Implement TTL cap for ats-be
Closed, ResolvedPublic

Description

We are currently not imposing any limit on the TTL for objects cached at the ats-be layer, accepting whatever the origin servers send. Our VCL does have such a measure in place, and we should add it to ats too.

Event Timeline

Restricted Application added a subscriber: Aklapper. · View Herald Transcript
ema triaged this task as Medium priority.Apr 7 2020, 3:45 PM
ema moved this task from Triage to Caching on the Traffic board.

I was under the impression that ATS had no config setting to impose a TTL cap. The reason for this is that the documentation for "freshness" explicitly says that those settings are imposed only if TTL heuristics are used and we don't use them.

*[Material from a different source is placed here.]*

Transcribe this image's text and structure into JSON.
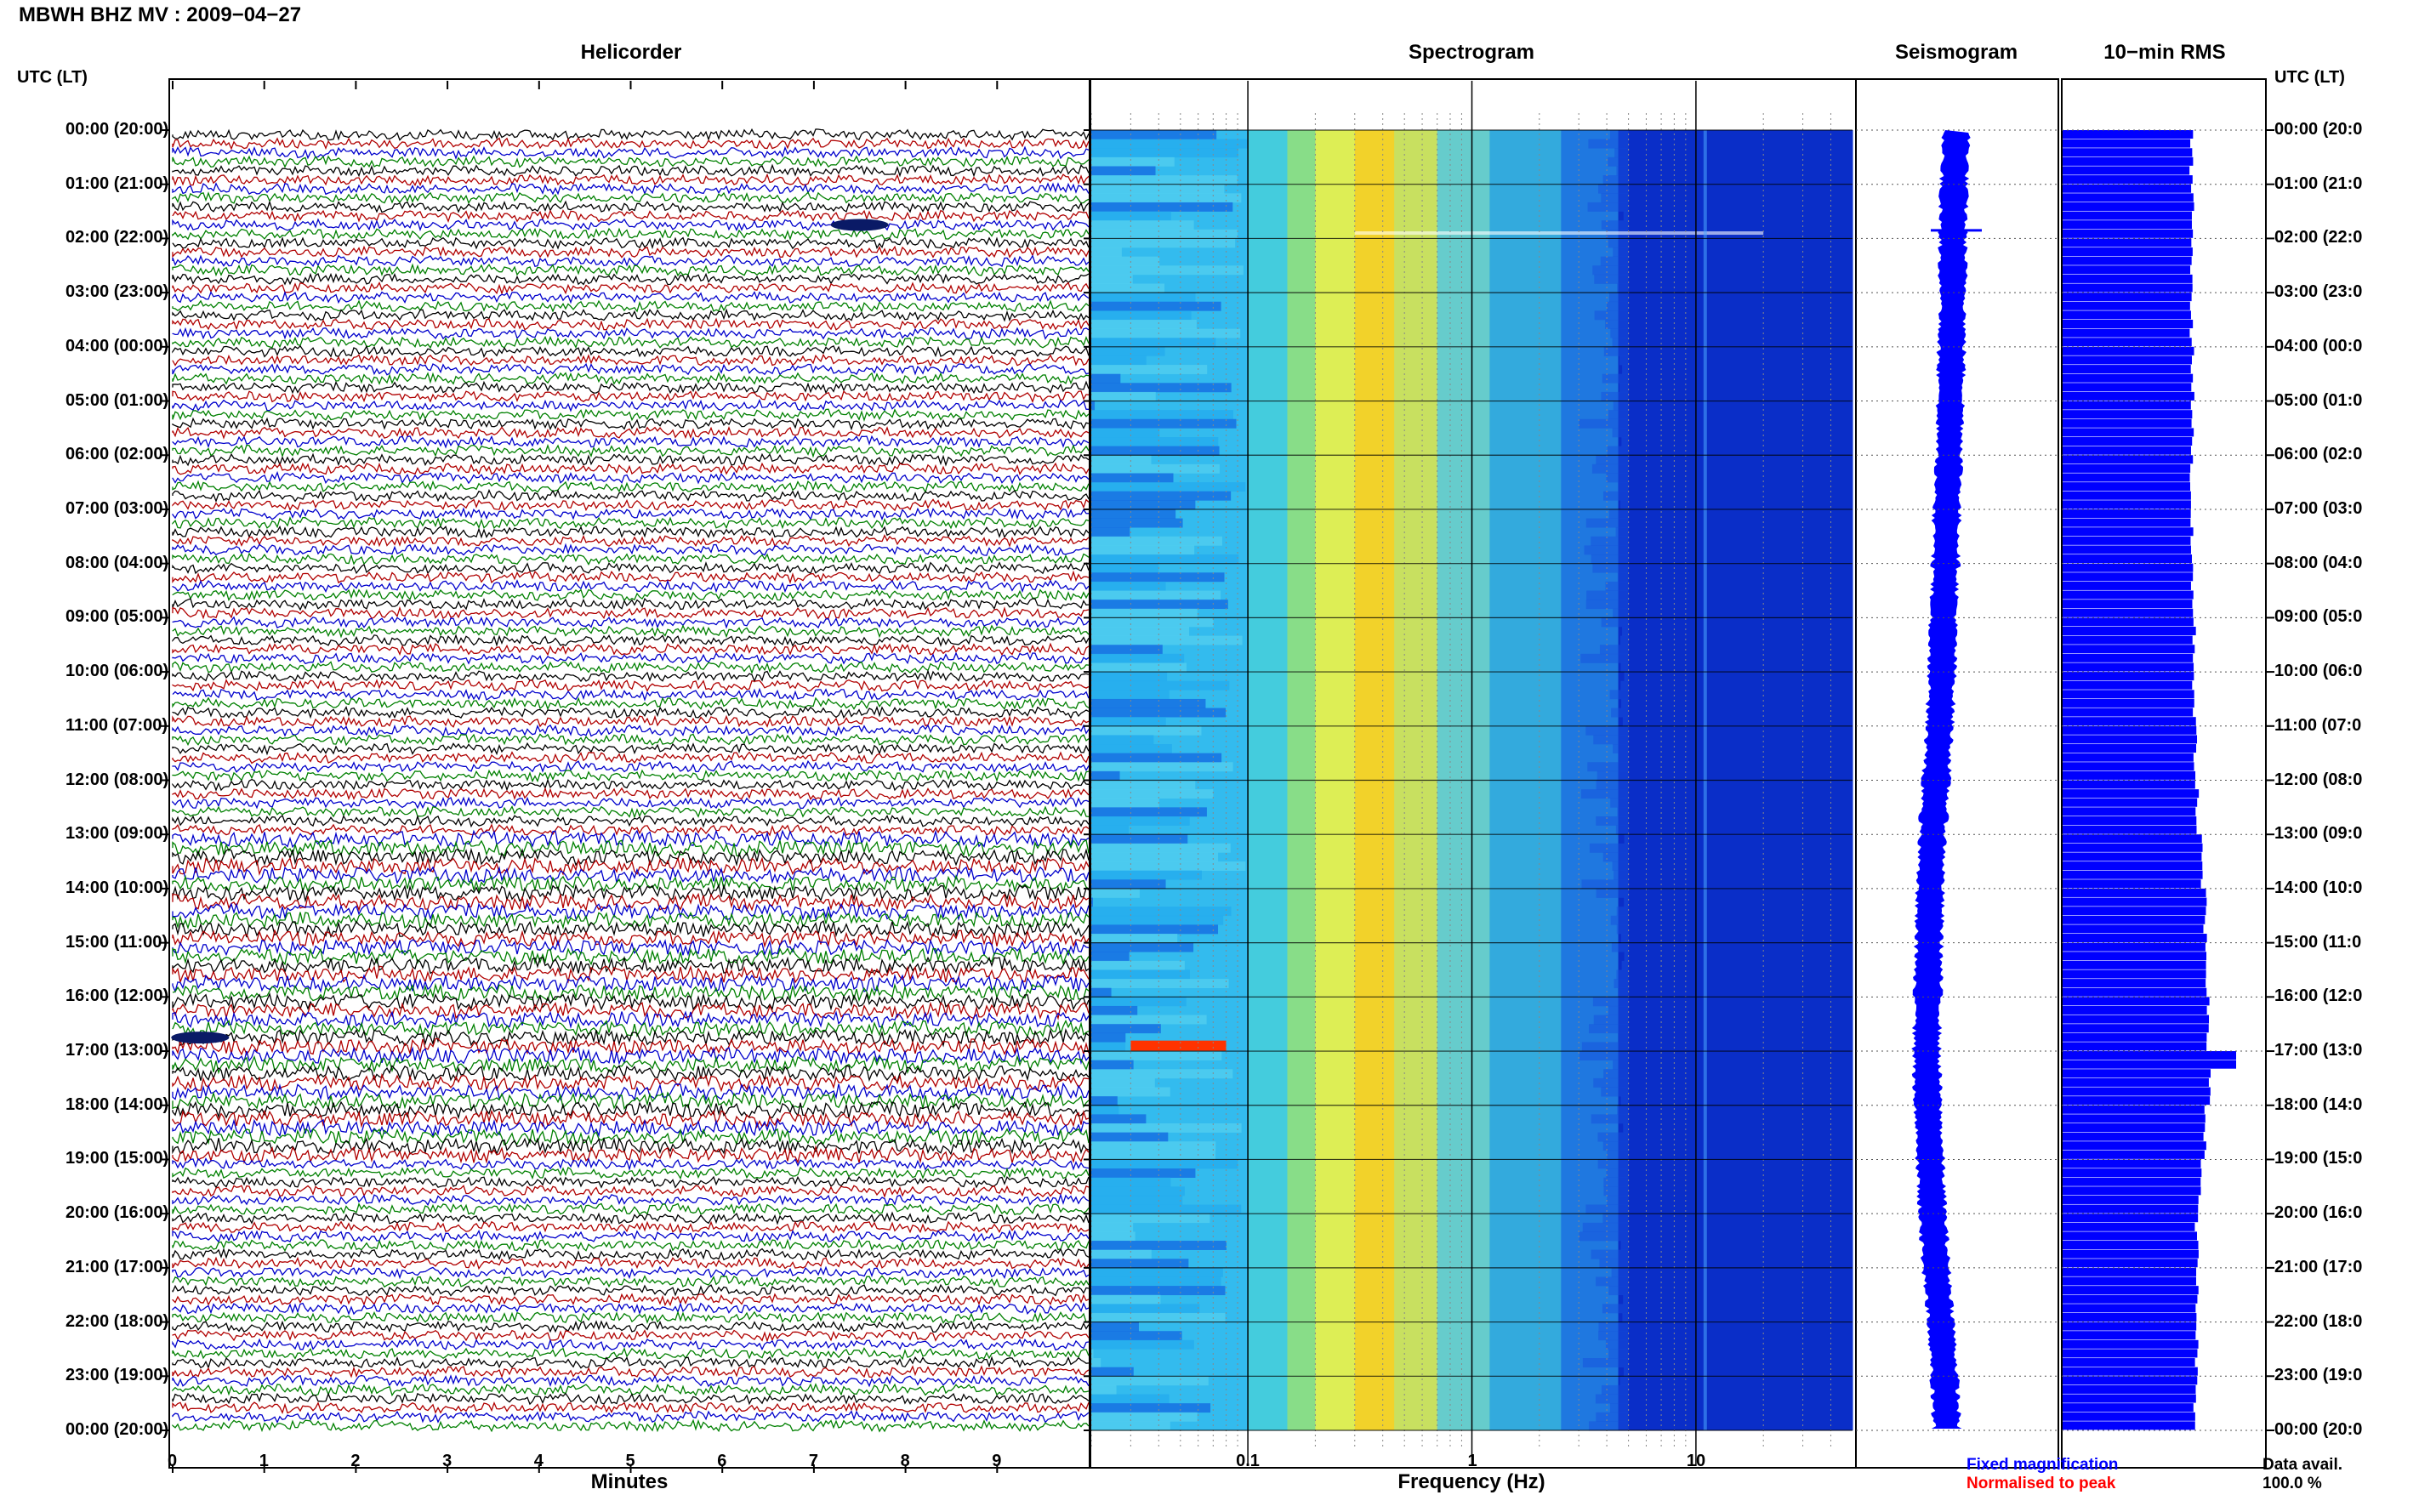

Establishes a guaranteed maximum lifetime boundary for freshness heuristics. When heuristics are used, and the proxy.config.http.cache.heuristic_lm_factor aging factor is applied, the final maximum age calculated will never be higher than the value in this variable.

However, by looking at the code it seemed that the functions what_is_document_freshness and calculate_document_freshness_limit were not dependent on heuristics.

I have thus tried setting the value on cp3050:

$ sudo traffic_ctl config set proxy.config.http.cache.guaranteed_max_lifetime 86400

Indeed looking at what's going on with systemtap the limit is taken into account:

$ sudo stap -ve 'probe process("/usr/bin/traffic_server").statement("what_is_document_freshness@./proxy/http/HttpTransact.cc:7178") { printf("fresh_limit=%d current_age=%d\n", $fresh_limit, $current_age) } '
fresh_limit=300 current_age=95
fresh_limit=10800 current_age=5430
fresh_limit=86400 current_age=1605
fresh_limit=86400 current_age=56007
fresh_limit=86400 current_age=10832
[...]

Trying setting the limit very low for a little bit (100s), no object with Age greater than that was returned by cp3050:

varnishncsa -g request -n frontend -q 'BerespHeader:Age > 100 and BerespHeader:X-Cache-Int ~ "cp3050"'
# silence

Resetting the limit to the default value, silence stops.

Bottom line: we can set proxy.config.http.cache.guaranteed_max_lifetime to 86400 and be done with this, after verifying with upstream that this is a feature and not a bug.

Change 589317 had a related patch set uploaded (by Ema; owner: Ema):
[operations/puppet@production] ATS: cap ats-be TTL at 24h

https://gerrit.wikimedia.org/r/589317

Change 589317 merged by Ema:
[operations/puppet@production] ATS: cap ats-be TTL at 24h

https://gerrit.wikimedia.org/r/589317